The stadium was in rather bad condition, especially following years of neglect during World War II. The dressing rooms were bare, there were no toilet facilities throughout the entire ground, and racing pigeons were kept by The Sentinel and some supporters to relay the scoreline to different parts of the city.

==History==
Port Vale F.C. opened the ground in 1913, and six years later were admitted into the English Football League. The visit of Potteries derby rivals Stoke on 6 March 1920 saw a crowd of 22,697 turn up to see an away victory. Other big matches for Port Vale went more favourably in later years though, as they drew 2–2 with Arsenal in the FA Cup on 29 January 1927 and beat Sunderland 2–0 on 13 January 1936, again in the FA Cup.
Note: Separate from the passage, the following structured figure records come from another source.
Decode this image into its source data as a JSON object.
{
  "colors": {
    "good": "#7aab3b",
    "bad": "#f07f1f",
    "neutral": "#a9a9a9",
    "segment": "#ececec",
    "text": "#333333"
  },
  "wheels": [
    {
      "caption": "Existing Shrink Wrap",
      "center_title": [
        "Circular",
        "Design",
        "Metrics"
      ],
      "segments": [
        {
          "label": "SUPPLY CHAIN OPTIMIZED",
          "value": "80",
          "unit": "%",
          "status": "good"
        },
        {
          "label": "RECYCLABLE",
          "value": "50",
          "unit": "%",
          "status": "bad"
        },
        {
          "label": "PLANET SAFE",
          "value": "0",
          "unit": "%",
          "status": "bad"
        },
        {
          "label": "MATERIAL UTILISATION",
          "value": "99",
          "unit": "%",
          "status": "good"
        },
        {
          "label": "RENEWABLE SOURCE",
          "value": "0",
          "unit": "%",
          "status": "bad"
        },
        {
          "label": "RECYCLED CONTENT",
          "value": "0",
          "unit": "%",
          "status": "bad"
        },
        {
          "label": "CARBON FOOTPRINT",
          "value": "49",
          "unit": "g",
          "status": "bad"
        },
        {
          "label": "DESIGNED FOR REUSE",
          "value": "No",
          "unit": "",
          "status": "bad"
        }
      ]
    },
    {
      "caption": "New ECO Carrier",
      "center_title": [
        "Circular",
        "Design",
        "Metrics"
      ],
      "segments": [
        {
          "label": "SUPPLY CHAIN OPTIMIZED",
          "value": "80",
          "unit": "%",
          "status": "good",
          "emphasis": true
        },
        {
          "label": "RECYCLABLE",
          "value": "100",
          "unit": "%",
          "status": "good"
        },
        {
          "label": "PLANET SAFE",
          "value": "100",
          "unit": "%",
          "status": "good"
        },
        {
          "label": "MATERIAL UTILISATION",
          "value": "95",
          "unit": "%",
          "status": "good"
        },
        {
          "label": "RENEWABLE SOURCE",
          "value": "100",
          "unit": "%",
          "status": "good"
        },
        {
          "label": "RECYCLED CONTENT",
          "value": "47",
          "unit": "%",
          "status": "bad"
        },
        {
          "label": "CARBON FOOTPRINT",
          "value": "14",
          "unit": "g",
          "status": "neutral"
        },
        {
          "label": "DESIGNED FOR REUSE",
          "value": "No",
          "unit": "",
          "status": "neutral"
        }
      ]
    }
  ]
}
Port Vale were forced to sell the land to the city council, under the chairmanship of Tom W.Flint after suffering a financial crisis; they received £13,500. This came after the club's president Major William Huntbach died in 1943, leaving £3,000 of loans to be repaid to his estate. The council initially refused to allow the club to play at their ground. Eventually, it relented to rent for £400 a year. In 1950, the city council decided to construct a shopping centre on the site, forcing the club to move to their current home of Vale Park. Ironically, the club raised £50,000 to construct the new stadium, leading some to question why the directors did not simply attempt to raise a much smaller sum of £3,000 to pay off the Huntbach family. The final match at the Old Recreation Ground was described as an "uninspiring finale" as Vale lost 1–0 to Aldershot in front of a crowd of 9,645 on 22 April 1950. The Popular Stand was moved to the newly-constructed Vale Park.